This repository contains the pipeline used for gathering and visualising feature coverage statistics for the RGASP3 project. The pipeline is built around a modified version of the HTSeq package.
The logic of the pipeline is contained in the analysis.mk
file, please consult it to see how the tools below are chained together in order to perform the analyses.
- bin - scripts build directory.
- config - files with tab separated fields specifying the style and content of the generated plots.
- lib/*.py - python classes used by the scripts under bin/
- plots - plots output directory.
- tools/HTSeq-0.5.3p3-rgasp3.tar.gz - the modified HTSeq python package used by the scripts.
- Makefile - makefile containing utility targets.
- analysis.mk - makefile containing analysis targets.
- sr_*.py - main tool source files.
- A UNIX environment with standard GNU tools and make
- python (>= 2.7.1)
- A modified version of the HTSeq package (download).
- numpy (>= 1.6.1)
- matplotlib (>= 1.1.0)
- The pipeline uses the Platform LSF workload manager to distribute the analysis between multiple compute nodes.
The following tools are being built under bin/ by issuing make:
usage: annoparse [-h] -g gtf -l chromlens -p pickle_name [-s]
Parse and pickle annotation.
optional arguments:
-h, --help show this help message and exit
-g gtf Annotation in GFF format.
-l chromlens Chromosome list file (lengths ignored).

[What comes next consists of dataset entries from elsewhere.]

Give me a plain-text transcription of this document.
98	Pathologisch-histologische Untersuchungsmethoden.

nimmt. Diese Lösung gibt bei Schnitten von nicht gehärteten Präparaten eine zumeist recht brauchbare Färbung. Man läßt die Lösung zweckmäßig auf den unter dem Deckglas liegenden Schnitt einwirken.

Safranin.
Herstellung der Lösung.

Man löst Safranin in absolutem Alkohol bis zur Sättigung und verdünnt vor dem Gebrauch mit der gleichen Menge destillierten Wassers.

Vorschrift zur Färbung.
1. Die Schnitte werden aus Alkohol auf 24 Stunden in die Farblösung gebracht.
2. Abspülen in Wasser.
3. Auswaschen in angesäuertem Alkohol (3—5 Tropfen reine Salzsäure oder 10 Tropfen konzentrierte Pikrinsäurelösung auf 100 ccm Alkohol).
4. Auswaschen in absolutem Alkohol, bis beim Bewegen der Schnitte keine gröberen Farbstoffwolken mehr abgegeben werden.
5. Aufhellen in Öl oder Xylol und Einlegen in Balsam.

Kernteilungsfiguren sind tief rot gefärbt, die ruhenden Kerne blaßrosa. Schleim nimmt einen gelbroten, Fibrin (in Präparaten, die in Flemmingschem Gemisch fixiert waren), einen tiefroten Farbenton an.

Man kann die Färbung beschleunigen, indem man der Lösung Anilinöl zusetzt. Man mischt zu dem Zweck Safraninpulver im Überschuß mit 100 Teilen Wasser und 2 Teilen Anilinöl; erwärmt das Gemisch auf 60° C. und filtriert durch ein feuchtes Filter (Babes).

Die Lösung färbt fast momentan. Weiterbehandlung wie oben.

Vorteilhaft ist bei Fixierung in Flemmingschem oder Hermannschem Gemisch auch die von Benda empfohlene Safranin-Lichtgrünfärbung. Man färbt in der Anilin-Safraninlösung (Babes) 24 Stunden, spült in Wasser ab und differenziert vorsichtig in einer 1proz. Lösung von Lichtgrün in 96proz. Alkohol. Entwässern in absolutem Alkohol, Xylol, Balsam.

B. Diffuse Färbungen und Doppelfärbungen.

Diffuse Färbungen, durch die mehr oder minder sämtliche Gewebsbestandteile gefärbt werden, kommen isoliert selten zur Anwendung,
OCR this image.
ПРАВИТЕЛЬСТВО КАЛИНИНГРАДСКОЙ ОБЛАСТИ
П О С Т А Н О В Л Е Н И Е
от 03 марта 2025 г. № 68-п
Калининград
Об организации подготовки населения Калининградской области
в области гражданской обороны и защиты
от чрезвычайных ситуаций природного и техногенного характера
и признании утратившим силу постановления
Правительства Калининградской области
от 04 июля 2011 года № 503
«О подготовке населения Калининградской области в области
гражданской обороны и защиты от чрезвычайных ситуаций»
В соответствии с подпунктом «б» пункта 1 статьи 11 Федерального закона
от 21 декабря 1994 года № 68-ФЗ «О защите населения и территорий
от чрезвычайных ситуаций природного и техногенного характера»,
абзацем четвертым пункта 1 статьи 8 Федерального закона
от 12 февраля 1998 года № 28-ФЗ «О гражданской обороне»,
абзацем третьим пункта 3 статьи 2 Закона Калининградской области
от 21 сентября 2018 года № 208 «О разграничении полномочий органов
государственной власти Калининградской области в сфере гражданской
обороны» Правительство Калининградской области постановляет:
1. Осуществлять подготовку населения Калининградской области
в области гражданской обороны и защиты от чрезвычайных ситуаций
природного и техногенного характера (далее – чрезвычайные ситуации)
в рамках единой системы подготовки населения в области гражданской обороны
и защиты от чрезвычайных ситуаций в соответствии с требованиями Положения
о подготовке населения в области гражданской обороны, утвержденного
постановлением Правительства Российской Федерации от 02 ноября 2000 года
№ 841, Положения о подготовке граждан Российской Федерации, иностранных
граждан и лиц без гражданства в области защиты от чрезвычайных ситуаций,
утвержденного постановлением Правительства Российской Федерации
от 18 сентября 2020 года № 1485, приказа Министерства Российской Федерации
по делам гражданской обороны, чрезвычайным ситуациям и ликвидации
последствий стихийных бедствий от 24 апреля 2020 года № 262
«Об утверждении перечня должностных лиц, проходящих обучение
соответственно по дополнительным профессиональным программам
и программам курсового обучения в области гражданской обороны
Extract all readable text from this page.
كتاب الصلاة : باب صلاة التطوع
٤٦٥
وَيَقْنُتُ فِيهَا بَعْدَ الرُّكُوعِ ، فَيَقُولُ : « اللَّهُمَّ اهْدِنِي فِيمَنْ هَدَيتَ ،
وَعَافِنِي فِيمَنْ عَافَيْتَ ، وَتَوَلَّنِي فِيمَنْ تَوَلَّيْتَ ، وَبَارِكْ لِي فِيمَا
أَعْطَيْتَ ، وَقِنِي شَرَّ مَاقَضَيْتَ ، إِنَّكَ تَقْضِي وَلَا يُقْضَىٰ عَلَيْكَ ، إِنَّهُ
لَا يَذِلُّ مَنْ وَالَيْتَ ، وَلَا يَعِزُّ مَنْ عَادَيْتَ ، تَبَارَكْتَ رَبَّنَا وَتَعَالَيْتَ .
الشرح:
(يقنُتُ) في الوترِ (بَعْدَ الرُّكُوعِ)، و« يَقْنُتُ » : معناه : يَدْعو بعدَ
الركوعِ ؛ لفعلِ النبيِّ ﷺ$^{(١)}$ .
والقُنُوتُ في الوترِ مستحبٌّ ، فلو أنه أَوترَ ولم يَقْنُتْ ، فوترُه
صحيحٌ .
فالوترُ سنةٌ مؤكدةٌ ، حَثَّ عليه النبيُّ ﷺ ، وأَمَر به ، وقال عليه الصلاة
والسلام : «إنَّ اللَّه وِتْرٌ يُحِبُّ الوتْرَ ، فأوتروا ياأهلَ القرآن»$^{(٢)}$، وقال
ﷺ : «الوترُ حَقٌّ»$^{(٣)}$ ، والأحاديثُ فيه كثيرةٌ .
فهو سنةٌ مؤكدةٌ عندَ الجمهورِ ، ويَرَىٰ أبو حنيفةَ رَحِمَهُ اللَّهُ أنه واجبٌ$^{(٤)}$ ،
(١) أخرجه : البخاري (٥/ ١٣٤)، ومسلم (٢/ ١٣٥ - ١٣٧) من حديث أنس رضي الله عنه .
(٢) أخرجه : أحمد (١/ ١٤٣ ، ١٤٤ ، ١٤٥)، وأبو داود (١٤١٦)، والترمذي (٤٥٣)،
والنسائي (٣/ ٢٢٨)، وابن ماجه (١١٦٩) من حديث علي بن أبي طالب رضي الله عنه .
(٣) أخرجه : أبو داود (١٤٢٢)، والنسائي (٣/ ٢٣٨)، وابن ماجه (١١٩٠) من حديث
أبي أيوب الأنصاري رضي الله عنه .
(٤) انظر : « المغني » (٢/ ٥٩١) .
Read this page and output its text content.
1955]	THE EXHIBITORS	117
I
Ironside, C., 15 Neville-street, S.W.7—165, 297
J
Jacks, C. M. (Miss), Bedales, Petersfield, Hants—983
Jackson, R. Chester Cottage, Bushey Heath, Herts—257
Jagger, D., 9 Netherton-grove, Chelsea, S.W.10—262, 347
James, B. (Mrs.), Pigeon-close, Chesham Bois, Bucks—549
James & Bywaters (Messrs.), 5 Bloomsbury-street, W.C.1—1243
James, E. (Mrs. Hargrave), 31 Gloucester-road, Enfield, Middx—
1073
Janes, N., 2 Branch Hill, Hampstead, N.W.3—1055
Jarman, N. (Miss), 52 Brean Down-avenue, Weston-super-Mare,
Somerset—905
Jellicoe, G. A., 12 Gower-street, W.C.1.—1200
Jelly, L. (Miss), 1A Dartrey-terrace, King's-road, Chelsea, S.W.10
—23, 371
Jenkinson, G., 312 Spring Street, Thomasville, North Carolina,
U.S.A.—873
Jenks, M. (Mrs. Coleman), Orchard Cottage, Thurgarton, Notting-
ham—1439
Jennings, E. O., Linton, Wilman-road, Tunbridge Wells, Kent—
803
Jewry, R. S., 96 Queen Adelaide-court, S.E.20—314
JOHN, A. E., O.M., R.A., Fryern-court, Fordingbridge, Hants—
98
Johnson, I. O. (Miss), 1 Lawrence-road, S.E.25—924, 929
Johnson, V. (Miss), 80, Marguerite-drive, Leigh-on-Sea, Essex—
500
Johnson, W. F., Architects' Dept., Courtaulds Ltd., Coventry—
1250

-p pickle_name Output pickle file.
-s Toggle stranded mode.
usage: covstat [-h] [-g annot_pickle] [-p pickle_prefix] input file
Harness feature coverage statistics.
positional arguments:
input file Input BAM file.
optional arguments:
-h, --help show this help message and exit
-g annot_pickle Pickled annotation.
-p pickle_prefix Output directory.
usage: statvis [-h] [-r report_pdf] -c color_file -m shape_file [-t title]
[-vs vs_file] [-vc cross_file] [-vp pc_file] [-xvs]
[input file [input file ...]]
Plot coverage statistics.
positional arguments:
input file Input pickled stats.
optional arguments:
-h, --help show this help message and exit
-r report_pdf Report PDF.
-c color_file Colors file.
-m shape_file Shapes file.
-t title Dataset title.
-vs vs_file Versus plots file.
-vc cross_file Cross plots file.
-vp pc_file Point correlation plots file.
-xvs Report list of valid stats.
usage: statdump [-h] [-g global_stats_file] [-t tr_stats_file]
[input file [input file ...]]
Dump primary alignment statistics.
positional arguments:
input file Input pickled stats.
optional arguments:
-h, --help show this help message and exit
-g global_stats_file Global stats file.
-t tr_stats_file Transcripts stats file.
After setting the relevant parameters in analysis.mk, the pipeline can be run by calling the following make targets:
- anno_parse - parse and pickle alignments.
- parse_sim - parse simulated BAM files.
- parse_mouse - parse mouse BAM files.
- parse_human - parse human BAM files.
- parse_human_stranded - parse human BAM files in stranded mode.
- plot_vs - plot selected coverage statistics for all datasets.
- plot_cross - produce cross-dataset plots.
- dump - dump primary alignment statistics to tab separated files.
- The logic for parsing the stranded paired-end reads (human datasets) is hard-coded in the parser class.